As I recall, that was an issue for some games on those systems.


I found it intriguing that time.google.com advertises itself as Stratum 1. I imagined that Stratum 1 servers had to be physically attached to references like atomic clocks, and that the answers from time.google.com are probably served from a layer of devices that are attached by networks to those other hosts. How are the strata actually defined? Is Stratum 1 defined by accuracy or architecture?


Google's NTP servers also feature "leap smear", which skews the clock in order to "smear" a leap second over the course of 24 hours.

This means that on days with a leap second, their servers intentionally return the wrong time, off by up to half a second.

This does make lazy IT people's job easier, but makes their "stratum 1" claim even less correct.


> This does make lazy IT people's job easier

Depends on how lazy you were. If you use a few servers and they don't agree on leap smearing, your leap second day just got a lot more confusing time wise.

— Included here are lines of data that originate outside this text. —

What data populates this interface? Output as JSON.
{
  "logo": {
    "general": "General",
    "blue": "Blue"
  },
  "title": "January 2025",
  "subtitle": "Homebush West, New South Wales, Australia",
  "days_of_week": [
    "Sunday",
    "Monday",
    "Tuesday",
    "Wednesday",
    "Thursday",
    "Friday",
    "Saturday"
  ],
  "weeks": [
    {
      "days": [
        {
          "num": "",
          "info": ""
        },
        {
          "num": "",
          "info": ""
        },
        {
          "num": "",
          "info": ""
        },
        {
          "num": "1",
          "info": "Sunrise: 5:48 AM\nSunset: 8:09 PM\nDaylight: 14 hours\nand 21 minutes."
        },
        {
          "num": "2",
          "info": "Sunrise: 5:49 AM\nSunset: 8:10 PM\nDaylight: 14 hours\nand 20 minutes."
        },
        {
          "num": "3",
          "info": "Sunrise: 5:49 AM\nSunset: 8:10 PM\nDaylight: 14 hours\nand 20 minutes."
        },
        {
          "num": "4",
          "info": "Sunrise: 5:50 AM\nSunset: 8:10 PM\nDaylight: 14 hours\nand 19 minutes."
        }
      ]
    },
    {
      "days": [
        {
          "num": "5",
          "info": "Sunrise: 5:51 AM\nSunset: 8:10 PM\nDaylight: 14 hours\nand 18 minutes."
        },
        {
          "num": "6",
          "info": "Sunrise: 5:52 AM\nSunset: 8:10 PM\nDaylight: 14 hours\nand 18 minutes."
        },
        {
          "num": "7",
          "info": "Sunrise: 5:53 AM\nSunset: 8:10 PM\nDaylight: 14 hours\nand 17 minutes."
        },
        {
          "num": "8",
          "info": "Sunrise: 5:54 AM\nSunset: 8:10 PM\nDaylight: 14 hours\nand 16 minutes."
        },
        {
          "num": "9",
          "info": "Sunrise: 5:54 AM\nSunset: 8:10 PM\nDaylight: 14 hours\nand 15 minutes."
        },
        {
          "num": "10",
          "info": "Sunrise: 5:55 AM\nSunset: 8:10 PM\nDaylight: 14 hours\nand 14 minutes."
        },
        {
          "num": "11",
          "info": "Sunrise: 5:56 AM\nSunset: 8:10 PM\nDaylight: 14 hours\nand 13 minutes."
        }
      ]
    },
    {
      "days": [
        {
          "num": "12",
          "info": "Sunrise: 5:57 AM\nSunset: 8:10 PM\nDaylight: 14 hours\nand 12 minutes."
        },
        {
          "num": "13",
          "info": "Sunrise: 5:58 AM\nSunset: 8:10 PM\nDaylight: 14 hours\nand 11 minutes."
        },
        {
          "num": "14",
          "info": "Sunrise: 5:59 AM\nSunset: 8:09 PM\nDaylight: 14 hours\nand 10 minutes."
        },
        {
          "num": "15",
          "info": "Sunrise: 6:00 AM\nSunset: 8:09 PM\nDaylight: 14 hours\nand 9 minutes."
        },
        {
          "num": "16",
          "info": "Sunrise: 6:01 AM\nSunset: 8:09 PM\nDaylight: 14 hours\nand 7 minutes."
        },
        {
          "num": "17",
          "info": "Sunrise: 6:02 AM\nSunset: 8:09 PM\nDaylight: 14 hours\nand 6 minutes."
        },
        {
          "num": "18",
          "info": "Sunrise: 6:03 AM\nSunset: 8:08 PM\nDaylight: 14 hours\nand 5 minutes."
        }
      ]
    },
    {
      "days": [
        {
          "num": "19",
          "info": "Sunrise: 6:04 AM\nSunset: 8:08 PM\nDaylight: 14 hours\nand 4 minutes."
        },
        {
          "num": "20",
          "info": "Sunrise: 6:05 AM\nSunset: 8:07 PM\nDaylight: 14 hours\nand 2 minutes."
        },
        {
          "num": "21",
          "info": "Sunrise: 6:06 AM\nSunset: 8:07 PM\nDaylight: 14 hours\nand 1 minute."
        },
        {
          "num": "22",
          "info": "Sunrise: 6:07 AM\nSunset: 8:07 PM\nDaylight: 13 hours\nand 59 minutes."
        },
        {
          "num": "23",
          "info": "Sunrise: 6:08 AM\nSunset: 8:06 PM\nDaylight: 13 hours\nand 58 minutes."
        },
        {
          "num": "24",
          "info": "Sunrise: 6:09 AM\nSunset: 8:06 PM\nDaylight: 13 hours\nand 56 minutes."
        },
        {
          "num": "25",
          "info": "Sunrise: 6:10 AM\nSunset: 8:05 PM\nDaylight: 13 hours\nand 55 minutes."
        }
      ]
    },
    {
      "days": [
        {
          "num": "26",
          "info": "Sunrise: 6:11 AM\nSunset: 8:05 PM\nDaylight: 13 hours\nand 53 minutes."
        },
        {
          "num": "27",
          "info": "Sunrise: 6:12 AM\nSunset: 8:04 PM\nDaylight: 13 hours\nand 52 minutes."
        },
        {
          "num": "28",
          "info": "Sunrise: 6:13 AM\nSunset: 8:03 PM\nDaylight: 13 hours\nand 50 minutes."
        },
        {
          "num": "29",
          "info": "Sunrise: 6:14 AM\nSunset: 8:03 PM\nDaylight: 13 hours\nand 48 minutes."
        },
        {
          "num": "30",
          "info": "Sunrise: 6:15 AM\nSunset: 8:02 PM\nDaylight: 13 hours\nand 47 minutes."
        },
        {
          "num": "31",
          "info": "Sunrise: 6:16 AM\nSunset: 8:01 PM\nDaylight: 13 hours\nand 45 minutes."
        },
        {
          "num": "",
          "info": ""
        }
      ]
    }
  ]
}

I was a little surprised by that too. It is definitely calling itself stratum 1, which is strictly defined to be the computer with the high precision device directly attached to it.

Keep in mind though that strata and accuracy are two different things. Presumably the further away from the high precision time device you are, the less precision you will get. Even though my PCjr is technically a stratum 1 server, the accuracy is miserable compared to real stratum 1 servers that are serving time that is in the microseconds range of accuracy.


You can be stratum 1 if you get your data from GPS, as is the author of the article. So if Google puts hardware with GPS receivers all over the world and routes time.google.com to the nearest machine they have a stratum 1 service without having to put atomic clocks in every data center


Well, they DO have atomic clocks in every datacenter, so that’s not the issue. But their service architecture just isn’t built to direct public user queries to exactly one unique machine in a datacenter, so I’m positive they are not doing exactly that. So I’m curious what they base their stratum claims on.


> So I’m curious what they base their stratum claims on.

The claim is based on gathering as much DNS data as possible, probably?

Google claims an awful lot of things for the express purpose of hopefully directing more Everything their way.


I imagine it has lot less latency between the GPS puck and the PC, with no USB-to-RS232, etc.


You typically use a dedicated GPIO pin to read the PPS signal as the authoritative start-of-second.


If you can, a PPS signal is ideal; sometimes they're not available though (I've got a setup with an LTE modem that includes a GPS signal, but no PPS. Without a PPS signal, and through the many layers, it's kind of meh accuracy, and I wouldn't export its time to anyone, but it's better than nothing when I don't have any external communications.


Ah. They appear to be using the RS232 DCD line for that.


RI can trigger interrupts


This particular machine was the victim of some cost cutting, so there is no RI line. Data Carrier Detect is available and it is usually used for this. (I got my wiring inspiration from other projects.)